The transition from president of Google parent company Alphabet to a 40-something retiree ended up not being as smooth as he imagined, and soon after he said he was “spiraling” and “kind of not being sharp” as he stepped away from busy corporate life.

Therefore, when Google began allowing small numbers of employees back into the office, Brin tagged along and put his efforts into what would become Google’s AI model, Gemini. Despite being the world’s fourth-richest man with a net worth of $247 billion, retirement wasn’t for him, he said.

“To be able to have that technical creative outlet, I think that’s very rewarding,” Brin said. “If I’d stayed retired, I think that would’ve been a big mistake.”

By 2023, Brin was back to work in a big way, visiting the company’s office three to four times a week, the Wall Street Journalreported, working with researchers and holding weekly discussions with Google employees about new AI research. He also reportedly had a hand in some personnel decisions, like hiring. 

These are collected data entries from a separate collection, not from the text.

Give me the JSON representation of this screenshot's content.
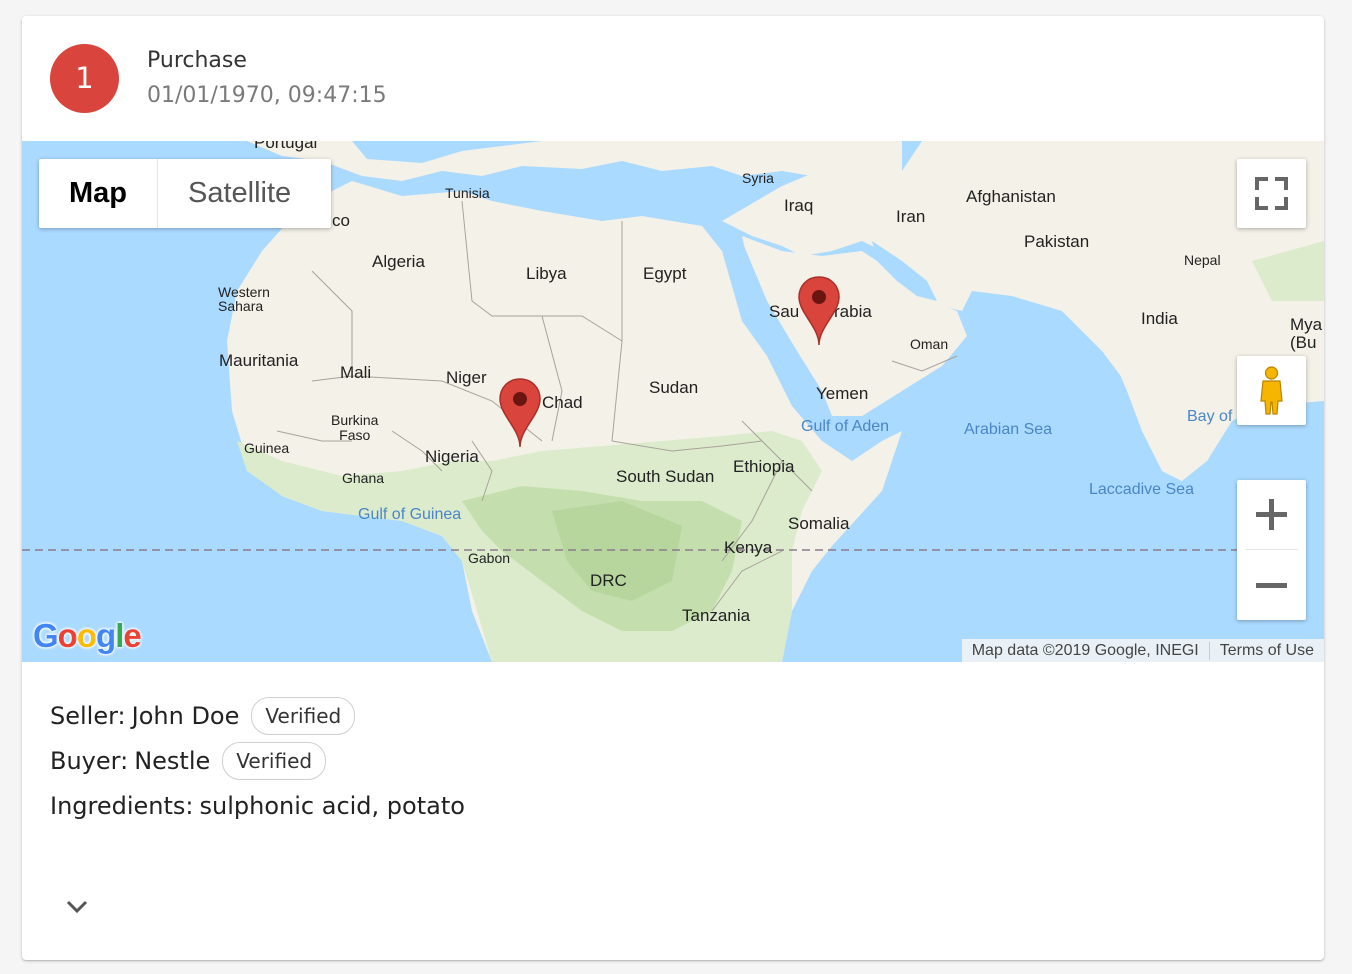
{
  "header": {
    "step_number": "1",
    "title": "Purchase",
    "timestamp": "01/01/1970, 09:47:15"
  },
  "map": {
    "map_type": {
      "options": [
        "Map",
        "Satellite"
      ],
      "selected": "Map"
    },
    "labels": {
      "portugal": "Portugal",
      "morocco": "co",
      "tunisia": "Tunisia",
      "syria": "Syria",
      "iraq": "Iraq",
      "iran": "Iran",
      "afghanistan": "Afghanistan",
      "pakistan": "Pakistan",
      "nepal": "Nepal",
      "algeria": "Algeria",
      "libya": "Libya",
      "egypt": "Egypt",
      "western_sahara": "Western\nSahara",
      "saudi_arabia_left": "Sau",
      "saudi_arabia_right": "rabia",
      "oman": "Oman",
      "india": "India",
      "myanmar": "Mya\n(Bu",
      "mauritania": "Mauritania",
      "mali": "Mali",
      "niger": "Niger",
      "chad": "Chad",
      "sudan": "Sudan",
      "yemen": "Yemen",
      "burkina_faso": "Burkina\nFaso",
      "guinea": "Guinea",
      "ghana": "Ghana",
      "nigeria": "Nigeria",
      "south_sudan": "South Sudan",
      "ethiopia": "Ethiopia",
      "somalia": "Somalia",
      "kenya": "Kenya",
      "gabon": "Gabon",
      "drc": "DRC",
      "tanzania": "Tanzania",
      "gulf_of_aden": "Gulf of Aden",
      "arabian_sea": "Arabian Sea",
      "bay_of": "Bay of",
      "laccadive_sea": "Laccadive Sea",
      "gulf_of_guinea": "Gulf of Guinea"
    },
    "google_logo": "Google",
    "attribution": "Map data ©2019 Google, INEGI",
    "terms": "Terms of Use",
    "marker_color": "#d9453d",
    "colors": {
      "water": "#aadaff",
      "land": "#f4f1e8",
      "forest": "#cfe5bf"
    }
  },
  "details": {
    "seller_label": "Seller:",
    "seller_name": "John Doe",
    "seller_badge": "Verified",
    "buyer_label": "Buyer:",
    "buyer_name": "Nestle",
    "buyer_badge": "Verified",
    "ingredients_label": "Ingredients:",
    "ingredients_value": "sulphonic acid, potato"
  }
}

Skip forward to 2025 and Brin’s plans for a peaceful retirement of quiet study are out the window. In February, he made waves for an internal memo in which, despite Google’s three-day in-office policy, he recommended Google employees go into the company’s Mountain View, Calif. offices at least every weekday, and that 60 hours a week was the “sweet spot” of productivity.

Brin’s newfound efforts at work may have been necessary as OpenAI’s release of ChatGPT in 2022 caught the tech giant off guard, after it had led the field of AI research with DeepMind and Google Brain for years.

To be sure, Google for its part has been rising in the AI race. Analysts raved last month about Gemini 3, the company’s latest update to its LLM, and Google’s stock is up about 8% since its release. Meanwhile, OpenAI earlier this month declared a “code red,” its highest alert level, to improve ChatGPT. 

Brin added in the talk at Stanford that Google has an advantage in the AI arms race precisely because of the foundation it laid over years through its neural network research, its custom AI chips, and its data center infrastructure.

“Very few have that scale,” he said.